Щурясь, Мрак рассмотрел золотой кубок с широкими краями, чару по-местному, рядом лежит плотницкий топорик с узким лезвием, дальше сверкает немыслимым светом золотое ярмо, а выше всех торчит орало. Оно вонзилось острым лезвием в камень, оплавив его, теперь вызывающе вздымало изогнутую рукоять.

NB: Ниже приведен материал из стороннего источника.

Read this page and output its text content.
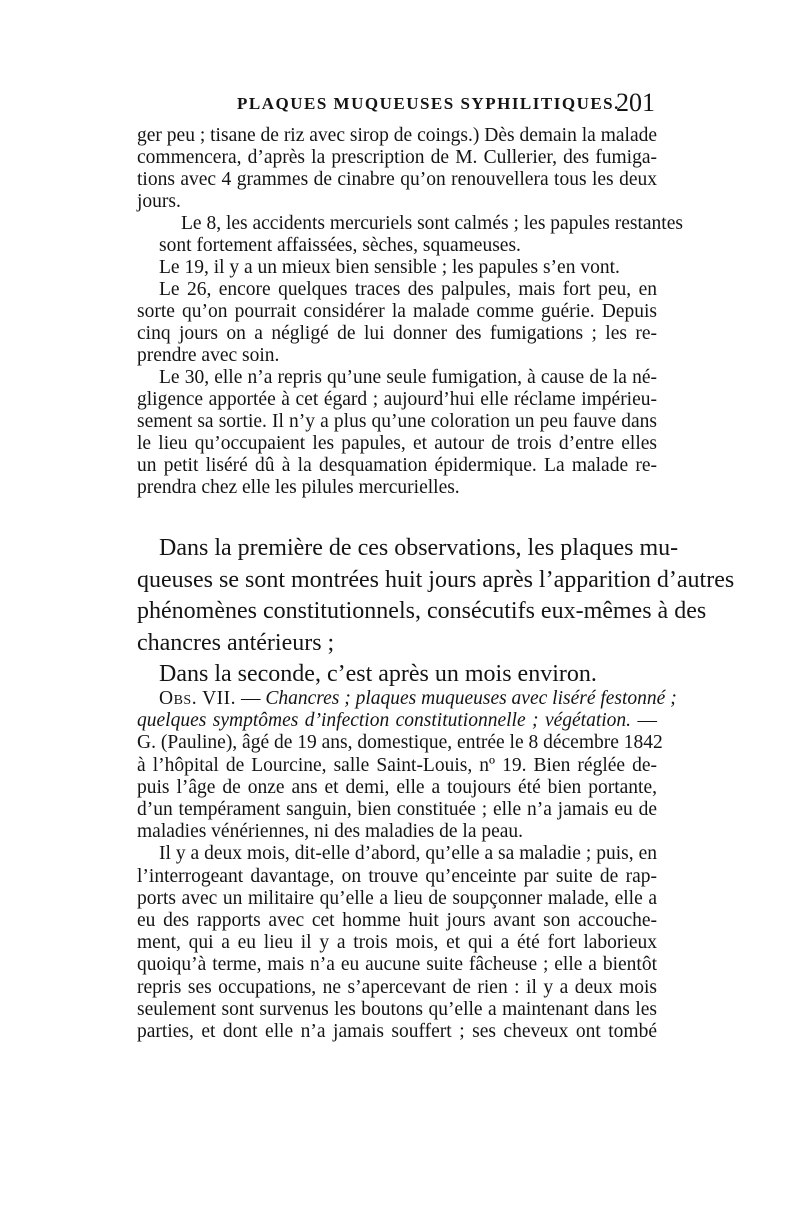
PLAQUES MUQUEUSES SYPHILITIQUES.
201
ger peu ; tisane de riz avec sirop de coings.) Dès demain la malade
commencera, d’après la prescription de M. Cullerier, des fumiga-
tions avec 4 grammes de cinabre qu’on renouvellera tous les deux
jours.
Le 8, les accidents mercuriels sont calmés ; les papules restantes
sont fortement affaissées, sèches, squameuses.
Le 19, il y a un mieux bien sensible ; les papules s’en vont.
Le 26, encore quelques traces des palpules, mais fort peu, en
sorte qu’on pourrait considérer la malade comme guérie. Depuis
cinq jours on a négligé de lui donner des fumigations ; les re-
prendre avec soin.
Le 30, elle n’a repris qu’une seule fumigation, à cause de la né-
gligence apportée à cet égard ; aujourd’hui elle réclame impérieu-
sement sa sortie. Il n’y a plus qu’une coloration un peu fauve dans
le lieu qu’occupaient les papules, et autour de trois d’entre elles
un petit liséré dû à la desquamation épidermique. La malade re-
prendra chez elle les pilules mercurielles.
Dans la première de ces observations, les plaques mu-
queuses se sont montrées huit jours après l’apparition d’autres
phénomènes constitutionnels, consécutifs eux-mêmes à des
chancres antérieurs ;
Dans la seconde, c’est après un mois environ.
Obs. VII. — Chancres ; plaques muqueuses avec liséré festonné ;
quelques symptômes d’infection constitutionnelle ; végétation. —
G. (Pauline), âgé de 19 ans, domestique, entrée le 8 décembre 1842
à l’hôpital de Lourcine, salle Saint-Louis, nº 19. Bien réglée de-
puis l’âge de onze ans et demi, elle a toujours été bien portante,
d’un tempérament sanguin, bien constituée ; elle n’a jamais eu de
maladies vénériennes, ni des maladies de la peau.
Il y a deux mois, dit-elle d’abord, qu’elle a sa maladie ; puis, en
l’interrogeant davantage, on trouve qu’enceinte par suite de rap-
ports avec un militaire qu’elle a lieu de soupçonner malade, elle a
eu des rapports avec cet homme huit jours avant son accouche-
ment, qui a eu lieu il y a trois mois, et qui a été fort laborieux
quoiqu’à terme, mais n’a eu aucune suite fâcheuse ; elle a bientôt
repris ses occupations, ne s’apercevant de rien : il y a deux mois
seulement sont survenus les boutons qu’elle a maintenant dans les
parties, et dont elle n’a jamais souffert ; ses cheveux ont tombé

Мрак вскинул голову. Так и есть, видно, как латали каменный потолок. Эти вещи проломили крышу и два поверха!
– Вот видишь, – сказала Кузя победно, – он совсем не бросается на них!
– Он ничего не понимает, – сказала Светлана снисходительно. – Для собак и мы – боги. Им не расскажешь, что эти вещи рухнули с небес. И что ни один из смертных не в состоянии взять в руки. Кто пытался – сгорел в небесном огне!
– Это я ему сказала, – возразила Кузя. – Потому он и стоит смирно.
– Вот и хорошо. Потому что сгорит всякий. Человек или зверь. А этим вещам отныне и вовеки быть здесь! Умножая славу и мощь нашего тцарства.
Отныне и навеки, подумал Мрак с невеселой иронией. На свете ничего нет отныне и навеки, бесподобная Светлана. Когда-то и киммеры думали, что их Меч отныне и навеки… Но уже нет ни Меча, ни киммеров.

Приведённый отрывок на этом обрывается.